Toplantıda Soma işçilerine yoğunluk olarak sorulardan biri de sendika konusu oldu. Kaza sonrası sendikanın neler yaptığı yönündeki soruyu yanıtlayan Yavuz; “ Olayın olduğu gün bile sendika yanımıza gelmedi. Sendikayı şikayet hakkımız yok. Üzerimizde sendikal baskı hep vardı. İşimizden olmamak için attığımız oydan haberimiz bile olmazdı” şeklinde yanıt verdi.
Komite oluşturduk
“Soma sonrası ne değişti?” sorusuna ise Taner Yıldırım“ 5 gün sendika kapısında sabahladık. Enerji bakanlığına taleplerimizi sıraladığımız dilekçemizi verdik. Maden-İş bizi temsil edemez, başımızda görmek istemiyoruz. Komite oluşturuyoruz. Bizim yönettiğimiz, sendikacının işçiden fazla maaş almadığı, haftada 3 gün madene inip sorunlarımızın ve taleplerimizin dinlendiği bir sendikal anlayış oluşturucağız” sözleriyle karşılık verdi.

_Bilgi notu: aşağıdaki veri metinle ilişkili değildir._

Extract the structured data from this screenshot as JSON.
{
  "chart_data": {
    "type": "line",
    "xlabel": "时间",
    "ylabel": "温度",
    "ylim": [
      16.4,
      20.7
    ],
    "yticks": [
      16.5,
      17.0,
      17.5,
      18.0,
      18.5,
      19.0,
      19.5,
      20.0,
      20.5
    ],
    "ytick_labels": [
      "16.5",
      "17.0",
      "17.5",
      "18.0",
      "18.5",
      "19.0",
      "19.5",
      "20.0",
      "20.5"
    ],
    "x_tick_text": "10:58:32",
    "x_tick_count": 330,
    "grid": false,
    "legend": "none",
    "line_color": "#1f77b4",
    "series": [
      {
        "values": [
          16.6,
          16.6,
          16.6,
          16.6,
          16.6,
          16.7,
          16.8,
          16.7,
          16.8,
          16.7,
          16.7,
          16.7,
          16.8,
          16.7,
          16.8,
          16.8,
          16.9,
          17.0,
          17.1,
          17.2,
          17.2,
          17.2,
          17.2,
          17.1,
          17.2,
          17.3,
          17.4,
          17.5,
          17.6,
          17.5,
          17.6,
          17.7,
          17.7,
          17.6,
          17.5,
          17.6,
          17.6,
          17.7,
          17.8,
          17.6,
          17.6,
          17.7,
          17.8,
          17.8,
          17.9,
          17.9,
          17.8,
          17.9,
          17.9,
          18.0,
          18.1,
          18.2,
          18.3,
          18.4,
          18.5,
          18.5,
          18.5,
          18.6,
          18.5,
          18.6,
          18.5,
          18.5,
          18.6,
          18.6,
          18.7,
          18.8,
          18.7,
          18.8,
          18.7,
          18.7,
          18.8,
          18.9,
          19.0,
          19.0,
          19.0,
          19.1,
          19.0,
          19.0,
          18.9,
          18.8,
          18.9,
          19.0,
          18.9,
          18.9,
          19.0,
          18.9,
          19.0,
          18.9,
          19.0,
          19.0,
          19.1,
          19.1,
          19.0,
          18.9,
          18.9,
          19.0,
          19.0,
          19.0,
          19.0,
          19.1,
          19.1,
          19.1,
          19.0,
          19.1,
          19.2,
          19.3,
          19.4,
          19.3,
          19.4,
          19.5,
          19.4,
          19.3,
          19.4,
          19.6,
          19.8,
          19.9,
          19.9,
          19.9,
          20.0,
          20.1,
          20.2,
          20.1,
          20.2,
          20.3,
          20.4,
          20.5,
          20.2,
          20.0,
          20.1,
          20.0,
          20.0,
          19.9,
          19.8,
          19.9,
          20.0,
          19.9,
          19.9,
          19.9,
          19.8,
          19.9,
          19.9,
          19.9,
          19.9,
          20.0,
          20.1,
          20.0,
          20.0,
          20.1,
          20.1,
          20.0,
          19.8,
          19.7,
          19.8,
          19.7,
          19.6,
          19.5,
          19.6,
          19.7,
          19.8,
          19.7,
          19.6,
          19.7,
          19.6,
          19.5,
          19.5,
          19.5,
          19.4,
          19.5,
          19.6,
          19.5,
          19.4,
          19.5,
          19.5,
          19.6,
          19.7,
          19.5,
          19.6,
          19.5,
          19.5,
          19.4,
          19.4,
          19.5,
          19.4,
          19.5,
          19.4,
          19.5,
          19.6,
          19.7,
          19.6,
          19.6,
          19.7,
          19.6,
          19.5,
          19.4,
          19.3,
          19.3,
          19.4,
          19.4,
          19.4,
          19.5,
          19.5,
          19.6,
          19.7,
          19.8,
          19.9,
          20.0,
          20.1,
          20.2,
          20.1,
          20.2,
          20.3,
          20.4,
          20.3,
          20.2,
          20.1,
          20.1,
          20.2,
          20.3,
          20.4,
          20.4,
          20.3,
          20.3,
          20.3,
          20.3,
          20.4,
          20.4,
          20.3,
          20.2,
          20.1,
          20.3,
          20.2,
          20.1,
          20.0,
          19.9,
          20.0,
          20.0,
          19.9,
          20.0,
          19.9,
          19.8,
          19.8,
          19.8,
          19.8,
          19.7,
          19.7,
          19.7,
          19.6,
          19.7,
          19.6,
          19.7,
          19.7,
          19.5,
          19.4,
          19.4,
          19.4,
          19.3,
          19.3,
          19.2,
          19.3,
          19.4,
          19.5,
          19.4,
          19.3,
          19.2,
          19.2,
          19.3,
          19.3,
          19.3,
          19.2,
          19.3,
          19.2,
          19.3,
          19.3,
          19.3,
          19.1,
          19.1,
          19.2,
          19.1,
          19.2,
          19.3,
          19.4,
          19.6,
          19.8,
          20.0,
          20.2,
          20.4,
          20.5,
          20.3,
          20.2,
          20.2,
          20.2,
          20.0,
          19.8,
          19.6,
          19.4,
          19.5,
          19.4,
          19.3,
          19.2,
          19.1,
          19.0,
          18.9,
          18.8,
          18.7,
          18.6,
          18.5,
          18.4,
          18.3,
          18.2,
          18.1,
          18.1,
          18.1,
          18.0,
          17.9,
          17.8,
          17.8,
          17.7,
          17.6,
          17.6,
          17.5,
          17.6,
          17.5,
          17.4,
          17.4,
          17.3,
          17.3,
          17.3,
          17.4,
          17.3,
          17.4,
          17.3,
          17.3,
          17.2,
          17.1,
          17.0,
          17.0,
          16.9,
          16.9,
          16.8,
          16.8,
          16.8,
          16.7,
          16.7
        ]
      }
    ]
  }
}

Toplantı kapanışını Disk Birleşik Metal İş örgütlenme uzmanı Yakup Aslandoğan yaptı. Soma’nın Türkiye’nin en büyük işçi katliamı olduğunu ve unutulmayacağını vurgulayan Aslandoğan, toplantının da yıldönümüne denk geldiği 15-16 Haziran işçi direnişlerini hatırlatarak işçilerin birlikteliğinin ve tarihten getirdiği birikimin önemine, bugün Soma işçileriyle birlikte tüm işkollarından işçilere yüklediği görevlere değindi.